Rząd przyjął długo oczekiwany projekt specustawy Zachemowskiej. Zdaniem prezydenta nie rozwiąże ona problemów

Rząd przyjął długo oczekiwany projekt specustawy Zachemowskiej. Zdaniem prezydenta nie rozwiąże ona problemów

– Niestety ten projekt dla mnie jest tylko usprawiedliwieniem się, że coś zrobiliśmy, ale to tak naprawdę nie doprowadzi do rozwiązania problemu – ocenił na środowej sesji Rady Miasta Bydgoszczy prezydent Rafał Bruski przyjęty przez rząd specustawy o wielkopowierzchniowych obszarach skażonych. Wśród czterech wymienionych w projekcie terenów skażonych znajdują się tereny po zakładach chemicznych Zachem w Bydgoszczy.

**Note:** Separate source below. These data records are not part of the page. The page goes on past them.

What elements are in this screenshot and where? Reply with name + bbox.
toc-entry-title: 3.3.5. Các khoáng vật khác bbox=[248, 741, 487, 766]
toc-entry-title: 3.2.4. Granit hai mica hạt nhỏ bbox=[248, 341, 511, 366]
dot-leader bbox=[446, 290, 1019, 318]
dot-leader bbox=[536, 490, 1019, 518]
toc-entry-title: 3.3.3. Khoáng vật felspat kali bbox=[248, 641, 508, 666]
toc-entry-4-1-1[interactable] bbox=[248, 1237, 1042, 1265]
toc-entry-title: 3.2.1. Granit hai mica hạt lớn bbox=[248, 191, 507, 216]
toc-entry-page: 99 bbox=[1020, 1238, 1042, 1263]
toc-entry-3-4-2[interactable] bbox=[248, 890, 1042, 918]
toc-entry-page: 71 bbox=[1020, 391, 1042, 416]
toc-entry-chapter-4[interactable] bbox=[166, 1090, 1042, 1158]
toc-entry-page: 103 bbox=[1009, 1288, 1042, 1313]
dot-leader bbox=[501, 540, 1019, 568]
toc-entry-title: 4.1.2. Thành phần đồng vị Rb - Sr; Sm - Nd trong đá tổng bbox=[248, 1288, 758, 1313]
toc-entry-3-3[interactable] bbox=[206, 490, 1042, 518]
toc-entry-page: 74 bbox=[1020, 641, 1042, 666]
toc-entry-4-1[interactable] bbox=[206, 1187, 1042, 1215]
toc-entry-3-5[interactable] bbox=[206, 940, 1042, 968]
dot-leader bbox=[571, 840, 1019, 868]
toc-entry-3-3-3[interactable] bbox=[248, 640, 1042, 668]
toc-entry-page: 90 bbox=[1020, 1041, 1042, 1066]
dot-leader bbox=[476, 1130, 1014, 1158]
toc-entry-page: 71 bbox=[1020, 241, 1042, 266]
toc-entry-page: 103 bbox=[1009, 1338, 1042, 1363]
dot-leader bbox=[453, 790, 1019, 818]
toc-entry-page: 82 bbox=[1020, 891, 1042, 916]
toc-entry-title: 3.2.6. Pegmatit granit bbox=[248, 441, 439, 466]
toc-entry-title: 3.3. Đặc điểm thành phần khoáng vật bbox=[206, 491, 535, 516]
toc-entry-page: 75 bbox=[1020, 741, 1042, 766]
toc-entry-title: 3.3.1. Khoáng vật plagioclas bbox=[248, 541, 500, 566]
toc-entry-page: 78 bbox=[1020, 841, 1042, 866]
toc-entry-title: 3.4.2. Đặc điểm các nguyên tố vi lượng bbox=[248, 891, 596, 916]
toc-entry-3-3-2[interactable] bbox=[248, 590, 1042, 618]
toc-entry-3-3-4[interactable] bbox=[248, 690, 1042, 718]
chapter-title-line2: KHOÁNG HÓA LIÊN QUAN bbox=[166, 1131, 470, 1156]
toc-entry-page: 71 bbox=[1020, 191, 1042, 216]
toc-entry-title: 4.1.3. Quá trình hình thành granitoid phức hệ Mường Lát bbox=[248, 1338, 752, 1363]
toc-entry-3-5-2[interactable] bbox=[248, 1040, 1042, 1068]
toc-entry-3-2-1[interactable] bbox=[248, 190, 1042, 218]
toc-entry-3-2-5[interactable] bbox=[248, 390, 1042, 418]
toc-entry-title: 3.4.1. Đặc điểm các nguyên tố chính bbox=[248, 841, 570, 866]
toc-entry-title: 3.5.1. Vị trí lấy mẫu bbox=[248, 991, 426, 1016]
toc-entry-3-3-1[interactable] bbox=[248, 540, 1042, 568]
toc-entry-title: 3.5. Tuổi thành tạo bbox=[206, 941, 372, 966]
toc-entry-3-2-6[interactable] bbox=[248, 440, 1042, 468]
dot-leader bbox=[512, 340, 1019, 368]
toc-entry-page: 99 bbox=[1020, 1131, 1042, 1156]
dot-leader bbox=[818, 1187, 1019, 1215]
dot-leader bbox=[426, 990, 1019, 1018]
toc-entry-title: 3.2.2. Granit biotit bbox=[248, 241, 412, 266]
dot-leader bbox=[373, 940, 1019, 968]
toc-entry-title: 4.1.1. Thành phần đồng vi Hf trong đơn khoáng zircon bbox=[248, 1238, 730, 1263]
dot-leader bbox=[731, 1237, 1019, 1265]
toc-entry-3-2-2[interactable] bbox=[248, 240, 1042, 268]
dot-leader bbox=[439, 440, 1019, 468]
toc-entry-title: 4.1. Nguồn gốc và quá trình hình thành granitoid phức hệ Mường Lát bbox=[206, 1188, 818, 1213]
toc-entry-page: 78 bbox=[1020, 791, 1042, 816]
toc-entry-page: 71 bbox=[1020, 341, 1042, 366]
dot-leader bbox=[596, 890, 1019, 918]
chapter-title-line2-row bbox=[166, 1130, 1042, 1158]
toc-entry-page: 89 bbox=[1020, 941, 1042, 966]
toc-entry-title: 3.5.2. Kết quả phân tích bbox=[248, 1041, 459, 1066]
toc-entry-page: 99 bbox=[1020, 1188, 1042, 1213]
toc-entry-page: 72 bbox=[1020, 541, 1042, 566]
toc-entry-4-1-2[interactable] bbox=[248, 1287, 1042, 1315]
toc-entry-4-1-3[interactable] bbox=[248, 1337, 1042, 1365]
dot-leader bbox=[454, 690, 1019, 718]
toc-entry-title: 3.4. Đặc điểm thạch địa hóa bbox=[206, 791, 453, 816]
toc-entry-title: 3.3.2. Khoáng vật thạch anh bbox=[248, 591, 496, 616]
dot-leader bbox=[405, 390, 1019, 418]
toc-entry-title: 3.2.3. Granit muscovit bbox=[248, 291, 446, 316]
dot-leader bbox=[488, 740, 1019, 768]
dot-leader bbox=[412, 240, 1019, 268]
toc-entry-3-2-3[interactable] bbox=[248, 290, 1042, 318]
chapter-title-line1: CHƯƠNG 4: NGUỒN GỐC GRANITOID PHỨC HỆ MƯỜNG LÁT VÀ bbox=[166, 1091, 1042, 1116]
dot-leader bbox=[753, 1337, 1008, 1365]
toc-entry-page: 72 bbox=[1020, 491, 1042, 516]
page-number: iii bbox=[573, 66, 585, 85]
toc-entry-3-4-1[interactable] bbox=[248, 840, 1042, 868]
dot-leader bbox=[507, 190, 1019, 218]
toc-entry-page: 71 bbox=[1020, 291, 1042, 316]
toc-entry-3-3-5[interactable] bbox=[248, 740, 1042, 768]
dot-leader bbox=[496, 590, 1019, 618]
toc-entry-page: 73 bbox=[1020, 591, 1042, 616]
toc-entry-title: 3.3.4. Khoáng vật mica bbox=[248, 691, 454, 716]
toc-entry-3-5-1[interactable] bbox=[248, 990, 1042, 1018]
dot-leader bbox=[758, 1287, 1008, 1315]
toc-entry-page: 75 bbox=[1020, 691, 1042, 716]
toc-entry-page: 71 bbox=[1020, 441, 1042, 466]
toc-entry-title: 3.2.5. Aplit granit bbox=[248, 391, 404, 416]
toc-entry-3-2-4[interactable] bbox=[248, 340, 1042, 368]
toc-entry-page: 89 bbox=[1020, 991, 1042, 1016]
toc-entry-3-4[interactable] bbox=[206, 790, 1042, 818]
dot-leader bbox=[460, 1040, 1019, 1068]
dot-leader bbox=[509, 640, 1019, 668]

Mowa o długooczekiwanej ustawie, bowiem w uzgodnionym z Komisją Europejską Krajowym Programie Odbudowy Polska zobowiązała się przyjąć regulacje dotyczące rekultywacji terenów skażonych do końca 2022 roku. Od przyjęcia specustawy przez Radę Ministrów do jej uchwalenia jeszcze długa droga, ale ta decyzja to już jakiś punkt zaczepienia.

 

Temat pojawił się na środowej sesji Rady Miasta Bydgoszczy, prezydent Rafał Bruski odniósł się do niego bardzo krytycznie – Przerzuca na samorząd, który nie jest do tego przygotowany, rozwiązanie problemu – ocenił. Główny jego zarzut to brak zabezpieczenia funduszy na ten cel. Bruski koszty rekultywacji Zachemu szacuje na 2-4 mld zł, na co samorząd środków nie ma. Jedno ze wskazywanych źródeł finansowania rekultywacji to KPO, tych środków Polska wciąż jednak nie otrzymała, nie jest to jednak specjalnie dużą alokacja w stosunku do potrzeb. Są wskazane w projekcie jako źródło finansowania fundusze strukturalne z Unii Europejskiej, stąd jednak też trudno będzie pozyskać miliardy. Środki planowane przez skarb państwa są stosunkowo niskie, dlatego samorządowcy obawiają się, że ostatecznie ustawa ta zrzuci to na samorządy, których i tak nie będzie stać na realizację tego zadania, czyli do skutecznej rekultywacji nie dojdzie.

 

– Jeżeli fundament jest źle zrobiony, to wszystkie inne szczegóły schodzą na dalszy plan – ocenia zastępca prezydenta Maria Wasiak – Chcieliśmy tylko, aby stworzyć system prawny i sposób postępowania, który krok po kroku będzie posuwał sprawę, w rozsądnym czasie. (…) Ta ustawa nie daje nie tylko żadnej nadziei, że ta sprawa będzie załatwiona, ale jest konfliktogenna i nierealistyczna pod względem realizacji celu.